Do mesmo modo, María Ángeles Poveda, diretora da ONG EsEndo, que reúne pacientes espanholas com endometriose, afirma que o problema é que essa doença "afeta em maior medida as mulheres em idade fértil. Quando começamos a menstruar, é comum que apareçam alguns dos sintomas da doença, como dor pélvica, sangramentos irregulares, enjoos e vômitos, entre outros, embora às vezes a endometriose possa aparecer de repente".

Uma solução nem sempre eficaz

É justamente esse tipo de dor que a atriz parece sofrer. Segundo ela, "dói tanto que as vozes humanas ao meu redor viraram uma espécie de tolice sem sentido". Assim, há casos em que essa sintomatologia é resistente a tratamentos como os anti-inflamatórios e à regulação por anticoncepcionais, e é então que, segundo a ginecologista, "pode-se propor a cirurgia radical".

"Com uma dor como esta, nunca poderei ser a mãe de ninguém", disse a atriz e criadora da série 'Girls'

Entretanto, o mais comum é que essa intervenção seja feita em mulheres com mais de 45 anos ou que já foram mães. Além disso, a cirurgia tem efeitos adversos, já que "ao extirpar os ovários pode aparecer uma sintomatologia climatérica (sufocação) e, em longo prazo, sintomas vasculares por privação de estrogênios e osteoporose". Além disso, não é certeza que a dor irá sumir. Como observa Pérez Esturo, "a dor melhora, mas é preciso ter em mente que às vezes persistem focos de endometriose extraperitoniais, e que as aderências secundárias à cirurgia também podem provocar dor".

Irene Aterido observa, por sua vez, que "a histerectomia nem sempre funciona nem para conter a doença nem para reduzir a dor. A própria intervenção pode gerar disfunção do assoalho pélvico, dolorosa e prejudicial em si mesma".

Assim, a sexóloga especialista em endometriose explica que também é possível "induzir a menopausa com tratamentos hormonais, mas o mecanismo da doença inclui transtornos da imunidade das mulheres, de modo que é preciso adotar hábitos saudáveis em outros níveis: descanso e redução do estresse, dieta específica, exercício físico. E tratar a dor menstrual antes que ela se torne dor pélvica crônica".

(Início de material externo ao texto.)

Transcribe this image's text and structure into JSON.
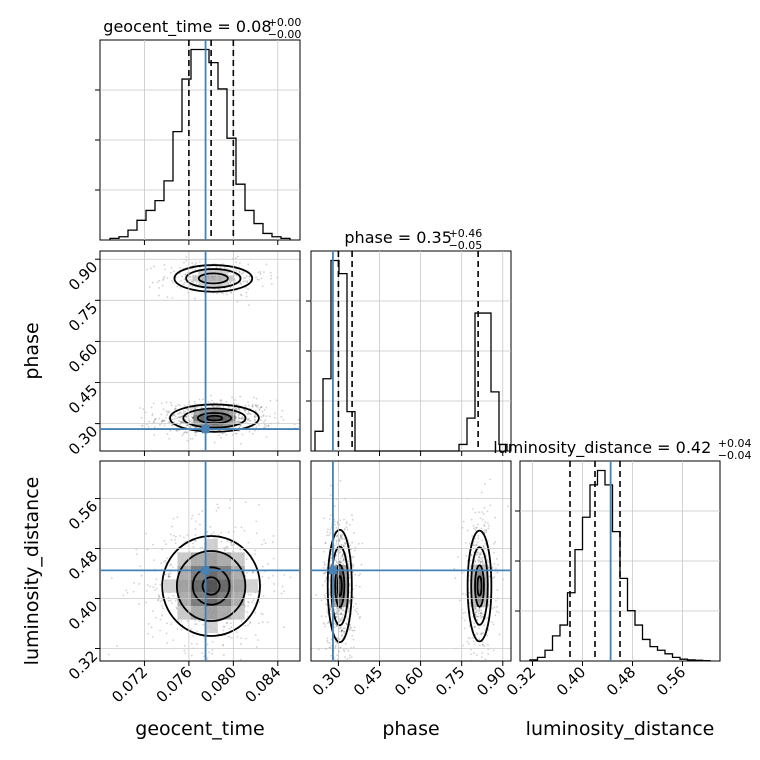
{
  "chart_data": {
    "type": "corner",
    "parameters": [
      {
        "name": "geocent_time",
        "label": "geocent_time",
        "range": [
          0.068,
          0.086
        ],
        "ticks": [
          "0.072",
          "0.076",
          "0.080",
          "0.084"
        ],
        "tick_values": [
          0.072,
          0.076,
          0.08,
          0.084
        ],
        "truth": 0.0775,
        "title": {
          "main": "geocent_time = 0.08",
          "sup": "+0.00",
          "sub": "−0.00"
        },
        "quantiles": [
          0.076,
          0.078,
          0.08
        ],
        "hist": [
          0.5,
          1,
          3,
          6,
          9,
          12,
          18,
          33,
          49,
          58,
          58,
          54,
          46,
          31,
          17,
          9,
          5,
          2,
          1,
          0.5
        ]
      },
      {
        "name": "phase",
        "label": "phase",
        "range": [
          0.2,
          0.93
        ],
        "ticks": [
          "0.30",
          "0.45",
          "0.60",
          "0.75",
          "0.90"
        ],
        "tick_values": [
          0.3,
          0.45,
          0.6,
          0.75,
          0.9
        ],
        "truth": 0.28,
        "title": {
          "main": "phase = 0.35",
          "sup": "+0.46",
          "sub": "−0.05"
        },
        "quantiles": [
          0.3,
          0.35,
          0.81
        ],
        "hist": [
          3,
          11,
          29,
          27,
          6,
          0,
          0,
          0,
          0,
          0,
          0,
          0,
          0,
          0,
          0,
          0,
          0,
          0,
          1,
          5,
          21,
          21,
          9,
          1
        ]
      },
      {
        "name": "luminosity_distance",
        "label": "luminosity_distance",
        "range": [
          0.3,
          0.62
        ],
        "ticks": [
          "0.32",
          "0.40",
          "0.48",
          "0.56"
        ],
        "tick_values": [
          0.32,
          0.4,
          0.48,
          0.56
        ],
        "truth": 0.445,
        "title": {
          "main": "luminosity_distance = 0.42",
          "sup": "+0.04",
          "sub": "−0.04"
        },
        "quantiles": [
          0.38,
          0.42,
          0.46
        ],
        "hist": [
          0.3,
          1,
          3,
          7,
          10,
          19,
          31,
          40,
          49,
          53,
          49,
          36,
          23,
          14,
          10,
          6,
          4,
          3,
          2,
          1,
          0.5,
          0.3,
          0.2,
          0.1
        ]
      }
    ],
    "ytick_labels": {
      "phase": [
        "0.30",
        "0.45",
        "0.60",
        "0.75",
        "0.90"
      ],
      "luminosity_distance": [
        "0.32",
        "0.40",
        "0.48",
        "0.56"
      ]
    },
    "pair_modes": {
      "geocent_time-phase": [
        {
          "x": 0.0783,
          "y": 0.32,
          "sx": 0.002,
          "sy": 0.025,
          "w": 1.0
        },
        {
          "x": 0.0782,
          "y": 0.83,
          "sx": 0.0018,
          "sy": 0.025,
          "w": 0.45
        }
      ],
      "geocent_time-luminosity_distance": [
        {
          "x": 0.078,
          "y": 0.42,
          "sx": 0.0022,
          "sy": 0.04,
          "w": 1.0
        }
      ],
      "phase-luminosity_distance": [
        {
          "x": 0.305,
          "y": 0.42,
          "sx": 0.022,
          "sy": 0.045,
          "w": 1.0
        },
        {
          "x": 0.815,
          "y": 0.42,
          "sx": 0.022,
          "sy": 0.045,
          "w": 0.7
        }
      ]
    },
    "truth_color": "#4682b4",
    "grid": true
  }
}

Por tudo isso, ela insiste em que "é preciso examinar cada caso individualmente e não se guiar pelo que tiver dado certo para outra pessoa". No caso de Lena Dunham, essa decisão precisou ser alcançada por consenso com uma equipe médica multidisciplinar, mas, como aponta Aterido, "a cirurgia é um remendo, que às vezes aguenta anos, e outras vezes não". Assim, essa escolha aos 31 anos tem diversas consequências além da privação da maternidade, como uma menopausa prematura e cirúrgica, "que afetará também a libido e o estado de ânimo". Portanto, a especialista conclui que "é uma decisão que deve ser muito bem pensada e sobre a qual é preciso se assessorar muito bem, se for realmente o único recurso".